Pij mleko, będziesz... kaleką – artykuły o takich tytułach pojawiają się od kilku lat w prasie i internecie. Trwa spór, czy mleko krowie jest żywieniową trucizną, czy cennym składnikiem diety. Ostatnie badania (nie tylko amerykańskich naukowców) i zalecenia WHO są jednoznaczne: należy pić mleko, bo to wartościowe źródło białka, z którego organizm buduje tkanki.

CO W NIM DOBREGO poza różnymi (aż 20) rodzajami białka?

Przede wszystkim wapń

● To budulec kości, ale wapń krąży też we krwi. Gdy go tam brakuje, organizm pożycza go sobie z kości.

● Dziennie potrzebujemy tyle wapnia, ile jest w 4 szklankach mleka, 2 szklankach jogurtu lub 4 plastrach żółtego sera. Aby dostarczyć tę samą dawkę wapnia, trzeba by zjeść 10 szklanek brokułów, 4 szklanki fasoli lub górę sałaty.

Laktoza: cukier mleczny

● Dzięki niej wapń z mleka jest łatwo przyswajalny. Człowiek dorosły nie trawi laktozy? Tak, jeśli jest Chińczykiem. To nie żart! Niemal żaden Chińczyk nie wytwarza laktazy, enzymu niezbędnego do jej trawienia. Większość Europejczyków nie ma tego problemu (w Polsce laktozy nie toleruje ok. 1,5 proc. dzieci i 15 proc. dorosłych).

Zobacz także:

MLEKO MOŻE UCZULAĆ?

Tak, jak większość produktów, które zawierają dużo białka.

Dobre dla dzieci

● Nawet jeśli są uczulone, większość z nich, gdy skończy 4–5 lat, z mlecznego uczulenia wyrasta.

● Dzieci powinny pić tłuste mleko ze względu na rozpuszczalne w tłuszczach witaminy.
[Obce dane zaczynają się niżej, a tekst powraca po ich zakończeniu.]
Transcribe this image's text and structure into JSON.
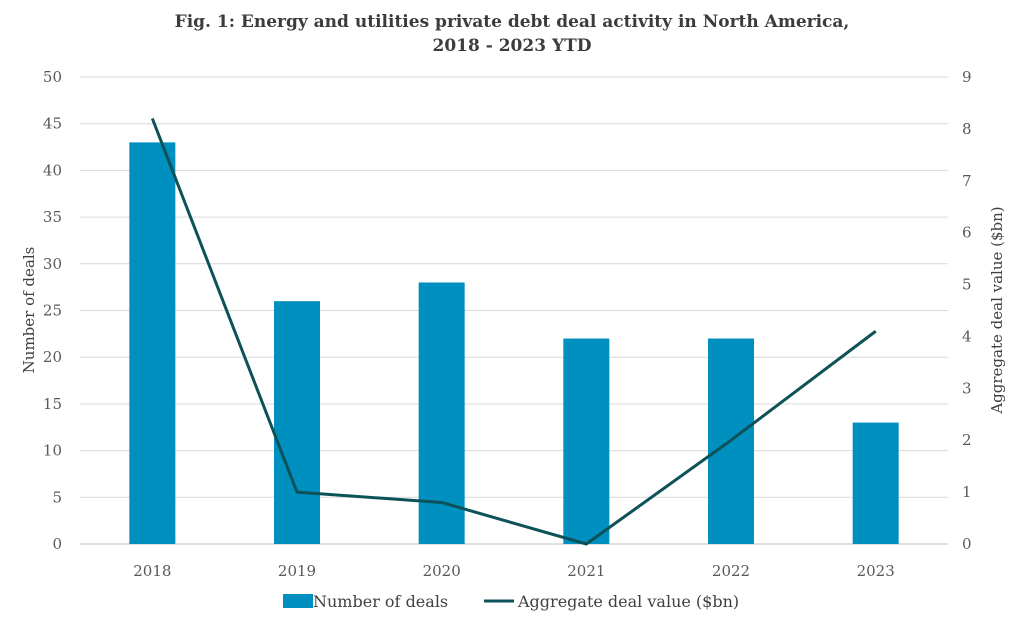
{
  "chart_data": {
    "type": "bar",
    "title": "Fig. 1: Energy and utilities private debt deal activity in North America,",
    "subtitle": "2018 - 2023 YTD",
    "categories": [
      "2018",
      "2019",
      "2020",
      "2021",
      "2022",
      "2023"
    ],
    "series": [
      {
        "name": "Number of deals",
        "type": "bar",
        "axis": "left",
        "color": "#0090c0",
        "values": [
          43,
          26,
          28,
          22,
          22,
          13
        ]
      },
      {
        "name": "Aggregate deal value ($bn)",
        "type": "line",
        "axis": "right",
        "color": "#0d5258",
        "values": [
          8.2,
          1.0,
          0.8,
          0.0,
          2.0,
          4.1
        ]
      }
    ],
    "ylabel": "Number of deals",
    "ylabel_right": "Aggregate deal value ($bn)",
    "ylim": [
      0,
      50
    ],
    "ylim_right": [
      0,
      9
    ],
    "yticks": [
      "0",
      "5",
      "10",
      "15",
      "20",
      "25",
      "30",
      "35",
      "40",
      "45",
      "50"
    ],
    "yticks_right": [
      "0",
      "1",
      "2",
      "3",
      "4",
      "5",
      "6",
      "7",
      "8",
      "9"
    ],
    "grid": true,
    "legend": "bottom"
  }
}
Zero tłuszczu to także zero witamin.

TO W BUTELCE JEST DROŻSZE i lepsze niż w kartonie.

Pasteryzacja – ale jaka?

● Kartonowe UHT podgrzewa się do 150°C. W ten sposób traci wiele witamin (m.in. C oraz z grupy B), kwas foliowy. A także smak. Nie traci natomiast białka i składników mineralnych: fosforu, magnezu.

● Butelkowe jest pasteryzowane w niższej temperaturze, gubi mniej witamin i minerałów. No i ma smak mleka.

TRUSKAWKOWA ŚCIEMA, czyli fatalne poprawianie natury.

Smak bez smaku

● Mleka tzw. smakowe zawierają cukier (dużo cukru!) i barwniki. Truskawkowe np. barwnik E124, czyli czerwień koszenilową pozyskiwaną z pancerzy mszyc. Smak zaś pochodzi ze sztucznego aromatu. A cena? Z kosmosu

PŁATKI: SĄ TAK ZDROWE, JAK NAM SIĘ WMAWIA?

Zdrowe śniadanko dla dzieci i tych, co na diecie. Na opakowaniach smukłe dziewczę, w środku – tony cukru! Nie mówiąc o konserwantach, aromatach, szkodliwych tłuszczach trans. To jest raczej niezdrowy deser niż niskokaloryczne śniadanie. Garść płatków dostarcza 20 proc. dziennego zapotrzebowania na cukier dorosłej osoby! Jeśli musli, to najlepiej samodzielnie przygotowane, np. z płatków owsianych, z dodatkiem suszonych lub świeżych owoców. Choć też zawierają cukier, to o wiele zdrowszy niż ten w wysokoprzetworzonych płatkach. Gdy chcesz kupić gotowe, to kukurydziane niesłodzone lub musli bez dodatku cukru. I patrz na skład: im „lista” krótsza, tym lepiej. Im produkt mniej przetworzony, tym zdrowszy.